Zheng Ying, Wang Xuemei, Wang Haidong, Yan Wei, Zhang Quan, Chang Xin
Department of Anesthesia, Huai'an First People's Hospital, Nanjing Medical University, 6 Beijing Road West, Huai'an, Jiangsu, 223300, People's Republic of China,
Tumour Biol. 2014 Jun;35(6):5189-98. doi: 10.1007/s13277-014-1673-y. Epub 2014 Feb 27.

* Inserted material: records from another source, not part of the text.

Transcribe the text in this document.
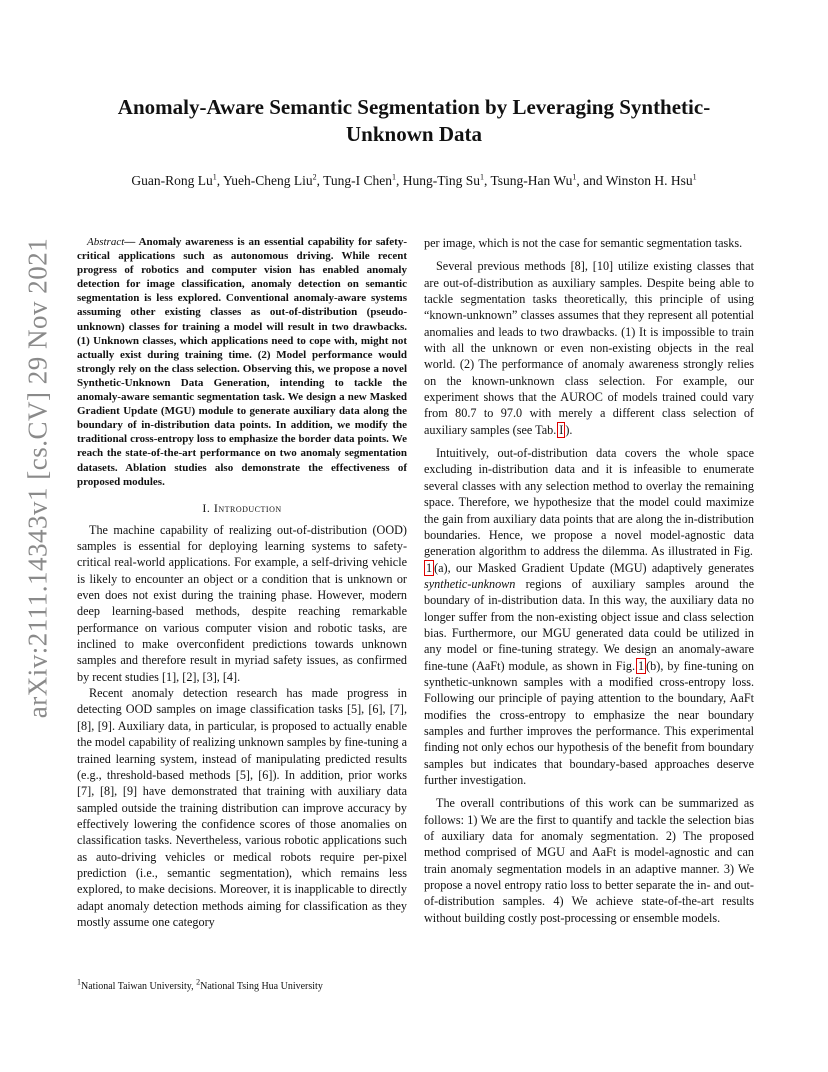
arXiv:2111.14343v1 [cs.CV] 29 Nov 2021
Anomaly-Aware Semantic Segmentation by Leveraging Synthetic-Unknown Data
Guan-Rong Lu$^1$, Yueh-Cheng Liu$^2$, Tung-I Chen$^1$, Hung-Ting Su$^1$, Tsung-Han Wu$^1$, and Winston H. Hsu$^1$

Abstract— Anomaly awareness is an essential capability for safety-critical applications such as autonomous driving. While recent progress of robotics and computer vision has enabled anomaly detection for image classification, anomaly detection on semantic segmentation is less explored. Conventional anomaly-aware systems assuming other existing classes as out-of-distribution (pseudo-unknown) classes for training a model will result in two drawbacks. (1) Unknown classes, which applications need to cope with, might not actually exist during training time. (2) Model performance would strongly rely on the class selection. Observing this, we propose a novel Synthetic-Unknown Data Generation, intending to tackle the anomaly-aware semantic segmentation task. We design a new Masked Gradient Update (MGU) module to generate auxiliary data along the boundary of in-distribution data points. In addition, we modify the traditional cross-entropy loss to emphasize the border data points. We reach the state-of-the-art performance on two anomaly segmentation datasets. Ablation studies also demonstrate the effectiveness of proposed modules.

I. Introduction

The machine capability of realizing out-of-distribution (OOD) samples is essential for deploying learning systems to safety-critical real-world applications. For example, a self-driving vehicle is likely to encounter an object or a condition that is unknown or even does not exist during the training phase. However, modern deep learning-based methods, despite reaching remarkable performance on various computer vision and robotic tasks, are inclined to make overconfident predictions towards unknown samples and therefore result in myriad safety issues, as confirmed by recent studies [1], [2], [3], [4].

Recent anomaly detection research has made progress in detecting OOD samples on image classification tasks [5], [6], [7], [8], [9]. Auxiliary data, in particular, is proposed to actually enable the model capability of realizing unknown samples by fine-tuning a trained learning system, instead of manipulating predicted results (e.g., threshold-based methods [5], [6]). In addition, prior works [7], [8], [9] have demonstrated that training with auxiliary data sampled outside the training distribution can improve accuracy by effectively lowering the confidence scores of those anomalies on classification tasks. Nevertheless, various robotic applications such as auto-driving vehicles or medical robots require per-pixel prediction (i.e., semantic segmentation), which remains less explored, to make decisions. Moreover, it is inapplicable to directly adapt anomaly detection methods aiming for classification as they mostly assume one category

$^1$National Taiwan University, $^2$National Tsing Hua University

per image, which is not the case for semantic segmentation tasks.

Several previous methods [8], [10] utilize existing classes that are out-of-distribution as auxiliary samples. Despite being able to tackle segmentation tasks theoretically, this principle of using “known-unknown” classes assumes that they represent all potential anomalies and leads to two drawbacks. (1) It is impossible to train with all the unknown or even non-existing objects in the real world. (2) The performance of anomaly awareness strongly relies on the known-unknown class selection. For example, our experiment shows that the AUROC of models trained could vary from 80.7 to 97.0 with merely a different class selection of auxiliary samples (see Tab.  I ).

Intuitively, out-of-distribution data covers the whole space excluding in-distribution data and it is infeasible to enumerate several classes with any selection method to overlay the remaining space. Therefore, we hypothesize that the model could maximize the gain from auxiliary data points that are along the in-distribution boundaries. Hence, we propose a novel model-agnostic data generation algorithm to address the dilemma. As illustrated in Fig. 1 (a), our Masked Gradient Update (MGU) adaptively generates synthetic-unknown regions of auxiliary samples around the boundary of in-distribution data. In this way, the auxiliary data no longer suffer from the non-existing object issue and class selection bias. Furthermore, our MGU generated data could be utilized in any model or fine-tuning strategy. We design an anomaly-aware fine-tune (AaFt) module, as shown in Fig.  1 (b), by fine-tuning on synthetic-unknown samples with a modified cross-entropy loss. Following our principle of paying attention to the boundary, AaFt modifies the cross-entropy to emphasize the near boundary samples and further improves the performance. This experimental finding not only echos our hypothesis of the benefit from boundary samples but indicates that boundary-based approaches deserve further investigation.

The overall contributions of this work can be summarized as follows: 1) We are the first to quantify and tackle the selection bias of auxiliary data for anomaly segmentation. 2) The proposed method comprised of MGU and AaFt is model-agnostic and can train anomaly segmentation models in an adaptive manner. 3) We propose a novel entropy ratio loss to better separate the in- and out-of-distribution samples. 4) We achieve state-of-the-art results without building costly post-processing or ensemble models.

Hepatocellular carcinoma (HCC) is the fifth most common cancer worldwide. Previous studies have suggested that abnormal expression of BMP-4, BMP-7, and BMP-9 is correlated with tumor progression in HCC, but the role played by BMP-2 in HCC has not yet been reported. To determine the role of BMP-2 in HCC, we first investigated the effect of exogenous BMP-2 on the growth of the cell lines HCC SK-Hep-1, Hep G2, and Hep 3B. Next, we studied the function of BMP-2 in SK-Hep-1 HCC cell line using a recombinant lentivirus vector to deliver BMP-2. We also used siRNA to silence endogenous BMP-2 expression in the HCC Hep 3B cell line. Then, cell growth and migration were assayed in vitro using WST-8, wound-healing, and transwell invasion assays. Cellular apoptosis and cell-cycle distribution were assessed using flow cytometry. We also investigated the effects of BMP-2 overexpression and knockdown on the expression of proliferating cell nuclear antigen (PCNA), matrix metallopeptidase-2 (MMP-2), phosphorylated AKT (p-AKT), phosphoinositide 3-kinase p85α (PI3Kp85α), Bax, Bcl-2, caspase-3, cleaved caspase-3, p21, and cyclin E. As a result, we observed that BMP-2 inhibited the proliferation of HCC cells. Furthermore, HCC cell proliferation and migration were significantly diminished by BMP-2 overexpression, as was indicated by WST-8, would healing, and transwell assays, while knockdown of BMP-2 led to an increase in proliferation and migration of Hep 3B cells. BMP-2 overexpression significantly increased the susceptibility of SK-Hep-1 cells to low-serum-induced apoptosis, while BMP-2 knockdown reduced the susceptibility of Hep 3B cells. Overexpression of BMP-2 induced G1 phase arrest through upregulation of p21. When BMP-2 expression was elevated in SK-Hep-1 cells, the expression of PI3Kp85α, p-AKT, PCNA, and MMP-2 declined. These results suggest that BMP-2 exerts an inhibitory effect on the growth and migration of HCC cells, possibly via a blockade of PI3K/AKT signaling.
肝细胞癌(HCC)是全球第五大常见癌症。先前的研究表明,骨形态发生蛋白-4(BMP-4)、骨形态发生蛋白-7(BMP-7)和骨形态发生蛋白-9(BMP-9)的异常表达与HCC的肿瘤进展相关,但BMP-2在HCC中的作用尚未见报道。为了确定BMP-2在HCC中的作用,我们首先研究了外源性BMP-2对肝癌细胞系SK-Hep-1、Hep G2和Hep 3B生长的影响。接下来,我们使用重组慢病毒载体递送BMP-2,研究了BMP-2在SK-Hep-1肝癌细胞系中的功能。我们还使用小干扰RNA(siRNA)沉默肝癌Hep 3B细胞系中的内源性BMP-2表达。然后,使用WST-8、伤口愈合和Transwell侵袭试验在体外检测细胞生长和迁移。使用流式细胞术评估细胞凋亡和细胞周期分布。我们还研究了BMP-2过表达和敲低对增殖细胞核抗原(PCNA)、基质金属蛋白酶-2(MMP-2)、磷酸化AKT(p-AKT)、磷酸肌醇3激酶p85α(PI3Kp85α)、Bax、Bcl-2、半胱天冬酶-3、裂解的半胱天冬酶-3、p21和细胞周期蛋白E表达的影响。结果,我们观察到BMP-2抑制肝癌细胞的增殖。此外,WST-8、伤口愈合和Transwell试验表明,BMP-2过表达显著降低了肝癌细胞的增殖和迁移,而敲低BMP-2导致Hep 3B细胞的增殖和迁移增加。BMP-2过表达显著增加了SK-Hep-1细胞对低血清诱导凋亡的敏感性,而BMP-2敲低降低了Hep 3B细胞的敏感性。BMP-2过表达通过上调p21诱导G1期阻滞。当SK-Hep-1细胞中BMP-2表达升高时,PI3Kp85α、p-AKT、PCNA和MMP-2的表达下降。这些结果表明,BMP-2可能通过阻断PI3K/AKT信号传导对肝癌细胞的生长和迁移发挥抑制作用。